There is similar lack of agreement over other publications, such as the ill-fated Critic. “[Crockford] tried to establish a literary paper, the Critic. To this he brought all his great ability, but after fifteen years he gave it up in despair” (Notes and Queries): whereas the Dictionary of National Biography has it that Cox became “proprietor of ... two other papers called respectively The Critic and The Royal Exchange.”
The truth appears to be that the two men, who shared the same business address in Essex Street, were joint founders of a number of projects. Cox – the elder, more established and richer man – was often the financier and named publisher, with Crockford as the manager of the undertaking.

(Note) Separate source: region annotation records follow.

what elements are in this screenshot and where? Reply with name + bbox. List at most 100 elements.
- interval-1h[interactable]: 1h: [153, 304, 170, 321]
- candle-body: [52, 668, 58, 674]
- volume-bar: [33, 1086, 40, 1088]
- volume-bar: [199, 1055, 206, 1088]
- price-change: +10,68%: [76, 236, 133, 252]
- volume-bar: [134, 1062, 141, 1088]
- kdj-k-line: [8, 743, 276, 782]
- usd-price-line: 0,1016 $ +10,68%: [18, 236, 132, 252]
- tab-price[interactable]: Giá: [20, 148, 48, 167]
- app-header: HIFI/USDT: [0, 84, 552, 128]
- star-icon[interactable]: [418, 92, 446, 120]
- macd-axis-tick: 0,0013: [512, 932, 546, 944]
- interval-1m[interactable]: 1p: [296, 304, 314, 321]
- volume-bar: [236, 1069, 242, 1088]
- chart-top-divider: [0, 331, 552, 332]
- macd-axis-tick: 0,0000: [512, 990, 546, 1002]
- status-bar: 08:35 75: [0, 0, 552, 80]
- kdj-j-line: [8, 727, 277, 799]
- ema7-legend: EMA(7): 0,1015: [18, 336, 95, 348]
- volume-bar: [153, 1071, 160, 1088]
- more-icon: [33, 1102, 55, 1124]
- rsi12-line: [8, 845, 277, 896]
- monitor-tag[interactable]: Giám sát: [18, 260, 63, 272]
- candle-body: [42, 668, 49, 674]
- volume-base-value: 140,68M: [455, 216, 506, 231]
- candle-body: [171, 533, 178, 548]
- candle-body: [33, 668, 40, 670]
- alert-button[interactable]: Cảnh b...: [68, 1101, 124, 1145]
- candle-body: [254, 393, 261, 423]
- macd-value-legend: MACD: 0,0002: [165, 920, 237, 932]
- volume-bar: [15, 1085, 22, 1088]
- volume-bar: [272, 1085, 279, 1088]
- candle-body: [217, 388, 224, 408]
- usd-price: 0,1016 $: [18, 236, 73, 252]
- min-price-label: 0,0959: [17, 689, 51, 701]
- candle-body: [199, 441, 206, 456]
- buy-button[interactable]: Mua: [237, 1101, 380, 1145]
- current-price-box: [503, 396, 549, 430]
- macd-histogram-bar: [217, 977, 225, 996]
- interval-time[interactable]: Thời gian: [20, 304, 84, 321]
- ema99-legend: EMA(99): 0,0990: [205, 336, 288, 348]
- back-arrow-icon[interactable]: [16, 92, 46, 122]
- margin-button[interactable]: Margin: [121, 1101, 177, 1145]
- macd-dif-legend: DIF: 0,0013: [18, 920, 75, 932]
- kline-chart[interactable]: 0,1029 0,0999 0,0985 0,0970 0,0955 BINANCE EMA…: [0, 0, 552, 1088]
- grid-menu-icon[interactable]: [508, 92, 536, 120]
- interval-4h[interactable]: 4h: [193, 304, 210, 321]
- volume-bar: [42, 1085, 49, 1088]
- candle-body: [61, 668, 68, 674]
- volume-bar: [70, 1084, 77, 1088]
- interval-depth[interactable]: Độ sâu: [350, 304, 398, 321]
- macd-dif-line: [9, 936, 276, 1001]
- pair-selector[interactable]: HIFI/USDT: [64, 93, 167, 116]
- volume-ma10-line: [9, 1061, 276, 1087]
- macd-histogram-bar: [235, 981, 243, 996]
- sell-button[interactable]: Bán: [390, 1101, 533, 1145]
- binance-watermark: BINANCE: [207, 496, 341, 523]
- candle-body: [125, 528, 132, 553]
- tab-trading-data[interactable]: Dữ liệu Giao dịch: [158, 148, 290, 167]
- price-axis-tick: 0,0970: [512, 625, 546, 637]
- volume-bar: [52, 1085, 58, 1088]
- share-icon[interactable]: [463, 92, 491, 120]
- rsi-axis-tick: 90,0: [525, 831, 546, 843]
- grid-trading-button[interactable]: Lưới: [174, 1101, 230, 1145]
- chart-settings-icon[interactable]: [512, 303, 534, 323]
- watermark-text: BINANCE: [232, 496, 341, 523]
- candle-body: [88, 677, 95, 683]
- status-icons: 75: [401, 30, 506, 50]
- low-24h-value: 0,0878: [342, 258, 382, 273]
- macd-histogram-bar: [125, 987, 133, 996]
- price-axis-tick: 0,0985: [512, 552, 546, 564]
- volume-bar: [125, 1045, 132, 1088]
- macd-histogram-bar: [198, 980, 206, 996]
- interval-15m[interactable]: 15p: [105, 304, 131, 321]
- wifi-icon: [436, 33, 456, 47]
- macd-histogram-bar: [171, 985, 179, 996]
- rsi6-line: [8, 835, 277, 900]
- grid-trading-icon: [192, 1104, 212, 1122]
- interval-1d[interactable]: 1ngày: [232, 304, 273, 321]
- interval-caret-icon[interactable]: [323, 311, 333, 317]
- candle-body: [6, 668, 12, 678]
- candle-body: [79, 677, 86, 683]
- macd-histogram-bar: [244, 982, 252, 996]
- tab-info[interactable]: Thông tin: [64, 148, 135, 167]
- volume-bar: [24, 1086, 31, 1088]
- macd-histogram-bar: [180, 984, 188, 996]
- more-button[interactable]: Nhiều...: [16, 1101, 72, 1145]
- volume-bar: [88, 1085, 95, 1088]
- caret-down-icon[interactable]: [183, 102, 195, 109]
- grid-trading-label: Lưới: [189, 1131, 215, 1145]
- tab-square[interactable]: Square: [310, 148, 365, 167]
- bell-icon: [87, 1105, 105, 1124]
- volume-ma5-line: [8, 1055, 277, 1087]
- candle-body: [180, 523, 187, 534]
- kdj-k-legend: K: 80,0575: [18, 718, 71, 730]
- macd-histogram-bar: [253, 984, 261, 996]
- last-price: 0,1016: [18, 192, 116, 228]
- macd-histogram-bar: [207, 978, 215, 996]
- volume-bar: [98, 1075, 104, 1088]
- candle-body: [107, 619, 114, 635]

Each had his own specialities: Cox, called to the bar in 1843, and successively Recorder of Helston & Falmouth (1857-1868) and of Portsmouth (1868-1879) was no doubt the leader in the establishment of the Law Times, to which, in the Dictionary of National Biography’s words, he “thenceforth devoted ... the larger portion of his time and attention.”
But the legend which has arisen that Cox, restrained by professional ethics from using his own name, chose, almost at random, the name of one of his clerks to bear the title of his new clerical directory in 1858 – thus, in the words of the first postwar editor (probably Newman) bestowing “a more than tomb-stone meed of remembrance” – cannot be substantiated.

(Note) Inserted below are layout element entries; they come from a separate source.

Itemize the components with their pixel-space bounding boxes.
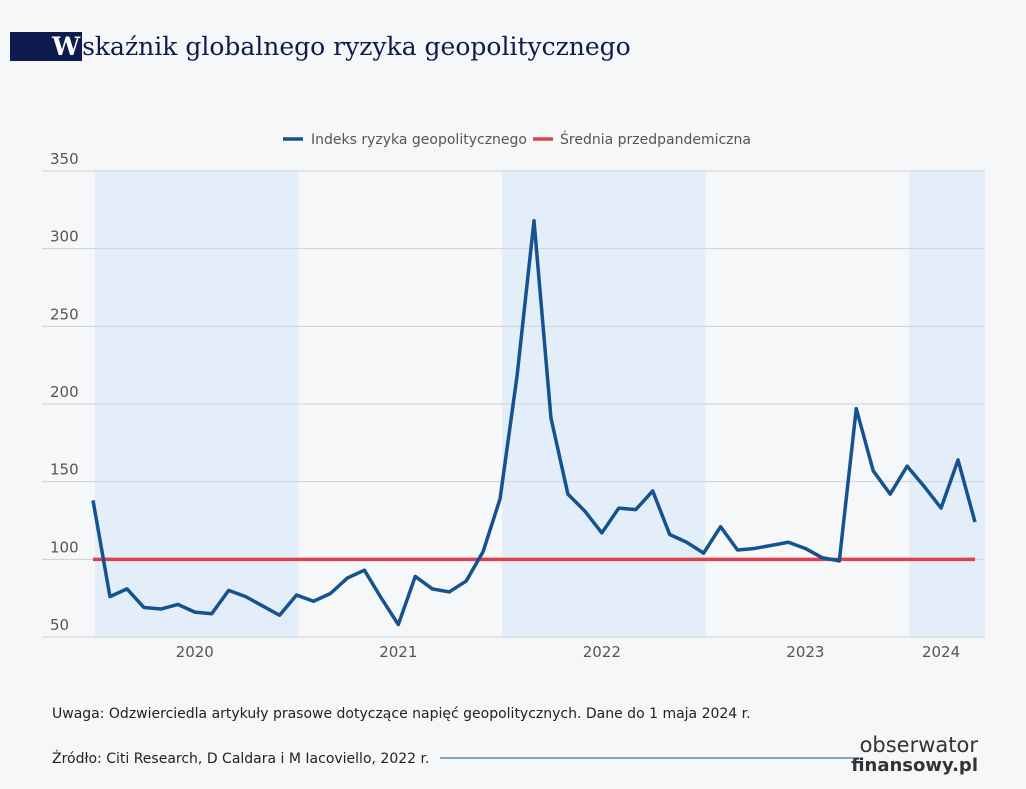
y-tick-label: 300 [50, 228, 79, 246]
legend-label: Indeks ryzyka geopolitycznego [311, 132, 527, 148]
source: Źródło: Citi Research, D Caldara i M Iac… [52, 749, 429, 767]
y-tick-label: 200 [50, 383, 79, 401]
chart-title: Wskaźnik globalnego ryzyka geopolityczne… [52, 32, 631, 61]
legend-label: Średnia przedpandemiczna [560, 130, 751, 148]
x-tick-label: 2024 [922, 643, 960, 661]
y-tick-label: 350 [50, 150, 79, 168]
x-tick-label: 2020 [176, 643, 214, 661]
logo-bottom: finansowy.pl [851, 755, 978, 776]
y-tick-label: 50 [50, 616, 69, 634]
x-tick-label: 2022 [583, 643, 621, 661]
y-tick-label: 100 [50, 538, 79, 556]
logo-top: obserwator [860, 733, 979, 757]
x-tick-label: 2023 [786, 643, 824, 661]
data-line [91, 218, 977, 627]
y-tick-label: 250 [50, 305, 79, 323]
y-tick-label: 150 [50, 461, 79, 479]
note: Uwaga: Odzwierciedla artykuły prasowe do… [52, 706, 751, 722]
x-tick-label: 2021 [379, 643, 417, 661]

As the jubilee account of the Field notes, Crockford was an equal partner in the success of the joint enterprises: “It was John Crockford who purchased the paper for Mr Cox. He obtained it from Mr Benjamin Webster for a trifling sum ... In a short time the net profits amounted to £20,000 a year. The management was placed under Crockford’s control. He was a splendid man of business” (Notes and Queries).
The Clerical Directory
The first Clerical Directory (1858), “A Biographical and Statistical Book of Reference for facts relating to the clergy and the Church”, seems to have been assembled in a very haphazard fashion, with names added “as fast as they could be obtained”, out of alphabetical order and with an unreliable index. By 1860 the Directory had become a very much more useful work of reference; and by 1917, with the absorption of its only serious rival, the Clergy List, reigned supreme.
Personal history of John Crockford
No more than glimpses survive of Crockford’s personality, and those mostly from the account of him given by John C. Francis, in the Field jubilee article already referred to. “I had occasion to call upon him a short time before his death, when we joined in a hearty laugh over his former furious attacks upon the Athenaeum. ‘Dilke’s Drag’ he used to call it, and would accuse it of ‘vulgar insolence and coxcombry’ and ‘the coarsest vulgarity’. As we parted he said, ‘You have the Athenaeum to be proud of, and we have the Field.’ ”
John Crockford died suddenly at his home on 13 January 1865, at the age of 41. He left a widow, Annie (née Ellam) whom he married on 24 December 1847 at St Pancras Old Church. A daughter, Florence Annie, was born in St Pancras in 1852. (Florence married Arthur Brownlow in 1875 and had a son called Frederick).
His very brief will, proved 6 February 1865 at the Principal Probate Registry, left everything to his widow. His personal effects were valued at less than £1,000, but the family must have lived in some style, since one of the witnesses to the will was the resident coachman. Crockford's widow moved to 4 Upper Eton Place, Tavistock Hill, and died there on 26 July 1868.
By Brenda Hough
(Source: A request from the Dictionary of National Biography for a notice of the life of John Crockford led to the preparation of this article, a shorter version of which appeared in The Dictionary of National Biography: Missing Persons, 1993.) For the information from the 1841 Census, and the record of Crockford's daughter Florence, we are indebted to Mr Ken Rhoades, of Kent.